Kapı Ağası Gazanfer Ağa cellâda verilince, ağanın meşhur “murassa saati” koynundan çıkmış, cellâdın eline düşmüştü. Cellâtlar, başlı başına bir servet olan bu saat için bir açık artırma yaptılar. Saati cellât pazarından Tırnakçı Hasan Paşa satın almıştı. Az sonra Tırnakçı Paşa da idam olundu, saat yine cellât pazarına düştü. Bu sefer de bu muhteşem saati pek ucuz bir bedel karşılığı Kasım Paşa satın aldı. Bir iki ay geçti geçmedi, Kasım Paşa da cellâda verildi. Saat onun da koynunda çıktı ve üçüncü defa cellât pazarına düştü. Bu sefer de Gazanfer Ağa’nın meşum saatini Sadrazam Derviş Paşa satın aldı ve kardeşi Mehmet Bey’e hediye etti. Mehmet Bey pek genç yaşında, yani tüysüz bir delikanlıyken sadrazamın himayesiyle Eğriboz sancakbeyliğine tayin edildiği için “Civan Bey” diye lakap takılmış ve adı unutulmuştur. Mehmet tertemiz niyetli devletinin ve milletinin malını canı gibi koruyan, gece gündüz halk için çalışan bir kişi olarak tanınırdı. Sen hiç yanlış ve eksik iş yapmaz mısın diyenlere şöyle dediği anlatılırdı:
-Sen kendin yaptığın her işin doğru ve adil olduğuna inanıyorsan Allah senin yanındadır. Her hangi bir kimsenin malını mülkünü ve haklarını ihlal ederseniz biliniz ki; ağlayanın malı gülene hayretmez!
Günlerden bir gün yazar Peçevili İbrahim Efendi, Civan Bey’le Eğriboz’da bey konağının deniz üstüne kurulmuş salaş taraçasında sohbet ediyorlarmış. Söz saatten açılmış. İbrahim Efendi de saat meraklısıymış. Civan Bey koynundan murassa bir saat çıkararak tarihçiye göstermiş. İbrahim Efendi:
-Ömrümde bu kadar güzel saat görmedim! Demiş. Civan Bey de saatin hikâyesini anlatmış. Peçevili elindeki saati hemen bırakarak:
-Böyle uğursuz saati insan düşmanına vermez. Paşa nasıl olmuş da size hediye etmiş! Demiş. Bu söz Civan Bey’e tesir etmiş, istemeye istemeye hemen hançeriyle saatin elmaslarını çıkarmış ve bir çekiçle de çarklarını kırarak denize atmış...

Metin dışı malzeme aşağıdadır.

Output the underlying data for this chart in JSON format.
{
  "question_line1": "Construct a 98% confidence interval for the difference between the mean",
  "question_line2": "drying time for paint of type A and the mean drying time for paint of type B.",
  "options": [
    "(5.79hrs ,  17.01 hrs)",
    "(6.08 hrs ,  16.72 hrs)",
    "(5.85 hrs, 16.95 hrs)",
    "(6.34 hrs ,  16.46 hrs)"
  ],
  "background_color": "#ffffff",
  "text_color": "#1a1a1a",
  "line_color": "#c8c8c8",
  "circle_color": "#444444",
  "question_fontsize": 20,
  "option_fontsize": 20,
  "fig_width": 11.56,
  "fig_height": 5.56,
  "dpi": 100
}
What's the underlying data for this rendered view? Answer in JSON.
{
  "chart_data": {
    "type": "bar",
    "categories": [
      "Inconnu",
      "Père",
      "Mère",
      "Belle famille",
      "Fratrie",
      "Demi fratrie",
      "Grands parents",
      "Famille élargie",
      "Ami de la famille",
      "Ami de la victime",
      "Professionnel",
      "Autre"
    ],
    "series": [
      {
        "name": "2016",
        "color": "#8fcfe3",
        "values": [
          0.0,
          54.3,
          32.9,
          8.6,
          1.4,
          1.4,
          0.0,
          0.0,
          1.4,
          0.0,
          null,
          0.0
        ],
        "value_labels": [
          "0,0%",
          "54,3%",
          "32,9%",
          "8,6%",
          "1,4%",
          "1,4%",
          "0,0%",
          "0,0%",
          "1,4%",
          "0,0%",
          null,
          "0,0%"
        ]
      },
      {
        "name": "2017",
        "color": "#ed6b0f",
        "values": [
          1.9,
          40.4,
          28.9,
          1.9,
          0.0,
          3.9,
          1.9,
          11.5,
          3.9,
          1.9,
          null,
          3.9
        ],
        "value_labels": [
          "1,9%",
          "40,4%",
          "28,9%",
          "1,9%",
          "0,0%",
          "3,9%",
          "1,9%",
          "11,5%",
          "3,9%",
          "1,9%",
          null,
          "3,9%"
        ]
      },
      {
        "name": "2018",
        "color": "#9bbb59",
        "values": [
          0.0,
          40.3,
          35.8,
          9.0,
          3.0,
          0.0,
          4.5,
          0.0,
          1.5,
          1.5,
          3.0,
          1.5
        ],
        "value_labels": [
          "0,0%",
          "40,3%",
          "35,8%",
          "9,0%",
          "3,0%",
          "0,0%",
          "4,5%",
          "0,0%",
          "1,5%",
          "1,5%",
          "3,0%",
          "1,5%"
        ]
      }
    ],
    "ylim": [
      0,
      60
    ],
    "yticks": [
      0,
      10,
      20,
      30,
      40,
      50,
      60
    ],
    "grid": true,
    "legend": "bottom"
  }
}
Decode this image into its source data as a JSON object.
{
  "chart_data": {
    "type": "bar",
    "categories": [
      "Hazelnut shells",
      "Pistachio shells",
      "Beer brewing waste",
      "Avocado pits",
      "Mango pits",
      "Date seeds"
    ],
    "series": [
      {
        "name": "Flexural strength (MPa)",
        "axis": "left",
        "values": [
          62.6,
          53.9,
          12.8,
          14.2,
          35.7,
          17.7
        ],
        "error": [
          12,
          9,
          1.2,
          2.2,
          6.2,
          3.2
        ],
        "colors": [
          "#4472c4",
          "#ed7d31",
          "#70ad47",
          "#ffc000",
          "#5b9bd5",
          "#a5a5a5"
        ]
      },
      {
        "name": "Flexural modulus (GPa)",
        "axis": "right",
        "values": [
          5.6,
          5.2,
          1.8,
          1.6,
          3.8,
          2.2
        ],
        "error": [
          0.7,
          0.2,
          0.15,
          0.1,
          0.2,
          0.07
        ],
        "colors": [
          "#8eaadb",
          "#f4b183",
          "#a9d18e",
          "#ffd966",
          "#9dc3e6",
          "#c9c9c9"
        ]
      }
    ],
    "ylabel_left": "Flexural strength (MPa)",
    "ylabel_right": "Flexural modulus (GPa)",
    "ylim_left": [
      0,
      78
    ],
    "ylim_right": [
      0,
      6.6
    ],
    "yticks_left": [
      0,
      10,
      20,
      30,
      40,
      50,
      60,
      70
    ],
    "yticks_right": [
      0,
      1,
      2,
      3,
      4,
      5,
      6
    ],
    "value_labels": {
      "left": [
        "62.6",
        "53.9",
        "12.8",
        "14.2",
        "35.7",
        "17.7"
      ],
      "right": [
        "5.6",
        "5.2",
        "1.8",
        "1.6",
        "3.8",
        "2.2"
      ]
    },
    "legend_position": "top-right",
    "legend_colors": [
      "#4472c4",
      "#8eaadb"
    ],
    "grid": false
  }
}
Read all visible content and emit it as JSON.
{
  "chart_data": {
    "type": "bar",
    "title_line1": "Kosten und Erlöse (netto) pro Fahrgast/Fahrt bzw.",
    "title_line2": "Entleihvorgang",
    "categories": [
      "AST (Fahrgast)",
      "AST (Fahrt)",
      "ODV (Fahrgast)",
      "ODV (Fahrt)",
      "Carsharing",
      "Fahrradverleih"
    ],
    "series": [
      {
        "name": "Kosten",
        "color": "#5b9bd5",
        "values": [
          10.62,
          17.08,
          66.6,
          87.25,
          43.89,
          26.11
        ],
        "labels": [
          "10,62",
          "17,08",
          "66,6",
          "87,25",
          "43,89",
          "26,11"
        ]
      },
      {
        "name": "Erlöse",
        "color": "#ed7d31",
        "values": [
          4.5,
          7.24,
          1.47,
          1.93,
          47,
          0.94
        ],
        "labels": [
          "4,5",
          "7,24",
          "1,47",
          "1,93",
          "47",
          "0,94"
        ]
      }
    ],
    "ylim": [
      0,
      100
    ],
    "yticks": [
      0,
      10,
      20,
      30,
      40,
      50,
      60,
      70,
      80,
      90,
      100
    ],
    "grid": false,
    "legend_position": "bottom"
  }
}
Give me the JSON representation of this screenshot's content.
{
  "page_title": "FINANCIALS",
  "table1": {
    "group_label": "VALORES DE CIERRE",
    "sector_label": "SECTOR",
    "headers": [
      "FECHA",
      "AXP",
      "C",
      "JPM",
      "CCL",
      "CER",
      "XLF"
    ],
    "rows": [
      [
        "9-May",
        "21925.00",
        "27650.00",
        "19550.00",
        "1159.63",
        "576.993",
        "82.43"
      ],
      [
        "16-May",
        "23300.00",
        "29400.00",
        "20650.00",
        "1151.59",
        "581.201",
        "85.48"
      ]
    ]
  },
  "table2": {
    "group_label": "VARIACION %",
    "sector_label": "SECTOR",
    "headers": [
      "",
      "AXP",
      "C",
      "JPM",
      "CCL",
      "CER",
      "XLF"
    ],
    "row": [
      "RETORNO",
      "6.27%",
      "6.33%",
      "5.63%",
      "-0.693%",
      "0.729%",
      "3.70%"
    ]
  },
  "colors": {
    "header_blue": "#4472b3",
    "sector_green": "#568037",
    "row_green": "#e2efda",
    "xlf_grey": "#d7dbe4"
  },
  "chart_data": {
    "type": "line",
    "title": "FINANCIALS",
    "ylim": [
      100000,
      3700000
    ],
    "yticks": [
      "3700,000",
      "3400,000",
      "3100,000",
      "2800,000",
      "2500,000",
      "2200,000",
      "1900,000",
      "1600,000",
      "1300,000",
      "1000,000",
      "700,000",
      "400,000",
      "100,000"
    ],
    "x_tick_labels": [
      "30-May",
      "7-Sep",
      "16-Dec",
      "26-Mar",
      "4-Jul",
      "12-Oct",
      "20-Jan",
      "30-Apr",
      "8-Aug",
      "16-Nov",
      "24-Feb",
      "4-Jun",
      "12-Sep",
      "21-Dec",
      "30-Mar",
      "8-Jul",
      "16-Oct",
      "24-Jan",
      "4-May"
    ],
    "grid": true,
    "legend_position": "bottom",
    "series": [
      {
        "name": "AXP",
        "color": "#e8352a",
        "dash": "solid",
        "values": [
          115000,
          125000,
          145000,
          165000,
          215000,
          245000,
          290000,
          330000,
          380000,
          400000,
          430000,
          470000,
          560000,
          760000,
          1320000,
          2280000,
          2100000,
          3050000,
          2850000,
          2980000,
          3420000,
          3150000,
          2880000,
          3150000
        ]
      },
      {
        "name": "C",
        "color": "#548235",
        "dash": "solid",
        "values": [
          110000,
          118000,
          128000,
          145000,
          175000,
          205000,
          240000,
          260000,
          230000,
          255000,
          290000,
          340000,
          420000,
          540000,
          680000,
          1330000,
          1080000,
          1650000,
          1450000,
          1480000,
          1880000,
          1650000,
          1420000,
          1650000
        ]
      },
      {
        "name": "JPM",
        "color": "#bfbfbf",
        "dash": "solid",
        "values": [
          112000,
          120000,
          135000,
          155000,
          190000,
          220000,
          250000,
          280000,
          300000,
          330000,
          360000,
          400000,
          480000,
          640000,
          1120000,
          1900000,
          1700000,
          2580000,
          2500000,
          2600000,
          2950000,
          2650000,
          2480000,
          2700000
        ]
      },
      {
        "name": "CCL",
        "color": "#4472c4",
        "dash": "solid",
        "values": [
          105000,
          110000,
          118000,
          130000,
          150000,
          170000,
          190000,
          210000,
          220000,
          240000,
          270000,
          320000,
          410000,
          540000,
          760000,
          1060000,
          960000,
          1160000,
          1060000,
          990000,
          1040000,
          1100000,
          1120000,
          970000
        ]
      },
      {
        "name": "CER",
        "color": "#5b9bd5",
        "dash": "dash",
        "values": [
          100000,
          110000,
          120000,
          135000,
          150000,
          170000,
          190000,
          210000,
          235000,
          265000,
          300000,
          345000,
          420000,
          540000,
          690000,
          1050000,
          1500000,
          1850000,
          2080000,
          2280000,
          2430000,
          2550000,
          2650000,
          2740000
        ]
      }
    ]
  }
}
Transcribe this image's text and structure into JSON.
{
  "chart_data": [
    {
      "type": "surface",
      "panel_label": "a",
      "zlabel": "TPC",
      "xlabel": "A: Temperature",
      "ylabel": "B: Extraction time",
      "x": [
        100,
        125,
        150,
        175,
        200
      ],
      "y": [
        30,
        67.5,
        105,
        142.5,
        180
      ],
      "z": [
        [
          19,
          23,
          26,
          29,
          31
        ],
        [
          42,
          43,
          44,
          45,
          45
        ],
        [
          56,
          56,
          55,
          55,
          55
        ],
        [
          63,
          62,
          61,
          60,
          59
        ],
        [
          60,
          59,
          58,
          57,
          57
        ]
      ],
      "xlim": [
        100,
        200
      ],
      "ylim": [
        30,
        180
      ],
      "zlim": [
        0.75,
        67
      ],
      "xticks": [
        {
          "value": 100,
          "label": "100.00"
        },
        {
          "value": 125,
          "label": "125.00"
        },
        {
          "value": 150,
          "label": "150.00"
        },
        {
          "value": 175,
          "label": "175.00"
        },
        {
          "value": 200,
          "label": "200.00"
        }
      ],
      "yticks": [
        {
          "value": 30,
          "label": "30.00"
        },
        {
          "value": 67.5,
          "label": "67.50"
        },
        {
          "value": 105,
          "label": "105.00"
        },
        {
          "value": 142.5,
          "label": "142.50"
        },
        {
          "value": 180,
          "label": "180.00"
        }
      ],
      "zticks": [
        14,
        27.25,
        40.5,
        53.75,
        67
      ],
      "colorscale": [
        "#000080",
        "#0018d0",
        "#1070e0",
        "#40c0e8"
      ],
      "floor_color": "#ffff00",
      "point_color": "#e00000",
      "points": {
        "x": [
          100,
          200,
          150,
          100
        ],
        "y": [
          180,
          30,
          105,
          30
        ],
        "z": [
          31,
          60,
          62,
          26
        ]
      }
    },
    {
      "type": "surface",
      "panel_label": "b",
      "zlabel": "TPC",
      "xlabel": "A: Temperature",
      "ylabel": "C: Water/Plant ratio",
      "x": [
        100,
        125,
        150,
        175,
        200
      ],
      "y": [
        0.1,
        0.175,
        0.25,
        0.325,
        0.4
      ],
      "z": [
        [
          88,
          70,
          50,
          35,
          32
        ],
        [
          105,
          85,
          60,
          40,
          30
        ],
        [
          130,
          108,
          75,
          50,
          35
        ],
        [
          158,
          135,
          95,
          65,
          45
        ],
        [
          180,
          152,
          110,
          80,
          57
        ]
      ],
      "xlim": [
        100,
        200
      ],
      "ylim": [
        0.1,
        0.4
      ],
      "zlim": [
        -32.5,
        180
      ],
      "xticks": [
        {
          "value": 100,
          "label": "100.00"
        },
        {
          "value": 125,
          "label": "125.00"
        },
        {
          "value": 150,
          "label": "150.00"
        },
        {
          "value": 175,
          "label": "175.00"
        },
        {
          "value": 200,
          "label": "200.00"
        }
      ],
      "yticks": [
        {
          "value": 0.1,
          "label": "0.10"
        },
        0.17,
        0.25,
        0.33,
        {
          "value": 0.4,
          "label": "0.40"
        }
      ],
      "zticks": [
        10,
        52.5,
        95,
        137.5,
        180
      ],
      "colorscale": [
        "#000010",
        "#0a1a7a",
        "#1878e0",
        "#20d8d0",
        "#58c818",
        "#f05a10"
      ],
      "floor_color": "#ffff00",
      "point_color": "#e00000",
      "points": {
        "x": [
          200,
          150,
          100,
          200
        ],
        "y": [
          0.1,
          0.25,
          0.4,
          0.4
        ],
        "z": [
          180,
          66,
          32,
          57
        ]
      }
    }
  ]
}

Denizin dibinde saatin parıltısı görülüyormuş. Civan Bey ile İbrahim Efendi taraçada oturuyorlarmış. Saatin denize fırlatılmasından sonra göz açıp kapayıncaya kadar bir atlı gelmiş, Civan Bey’e görevden alındığını tebliğ etmiş, Civan Bey gayri ihtiyari şaşırmış:
-Görevden alınma için hiç bir sebep yoktu! Demiş. Gelen adam:
-Beyim. Beyim! Derviş Paşa idam olundu... Sizin dahi idamınız için ferman çıkıp Bostancıbaşılar’la gönderildi. Sonra sizi sevenler sizin için kefil oldular, ikinci bir fermanla ben gönderildim ve idamınıza memur olanlara yarım saat evvel yetişebildim! Cevabını vermiş.
Bu hikâye şöyle bitiyor: Civan beyin görevden ayrılma fermanını yani ikinci fermanı getiren bu adamın, idam fermanını getirenlere yetiştiği saat ile Civan Bey’in meşum saati çekiçle kırdığı saat aynı zamana denk geliyordu.
Son sözümüzü söylersek; “ağlayanın malını gülene hayır etmez, ama sen doğru olursan hiçbir şeyden korkma.” Çünkü Ahkaf Suresi 13. ayetinde Yüce Allah buyuruyor ki; “Rabbimiz Allah'tı, deyip sonra da dosdoğru yaşayanlara korku yoktur ve onlar üzülmeyeceklerdir.” Helal ve haram bilen her şeyi iyiye yoran; sabır selamet göstererek “Allah rızası” için yaşayan insan herkese merhamet ve şefkat dağıtan insan güzel yaşayacaktır. Onunla beraber olanlarda elbette iyi bir dostluk örneği sergileyeceklerdir. Bu gibi insanların varlığı sayesinde toplum daha da güçlü olacaktır. Herkese iyi ramazanlar.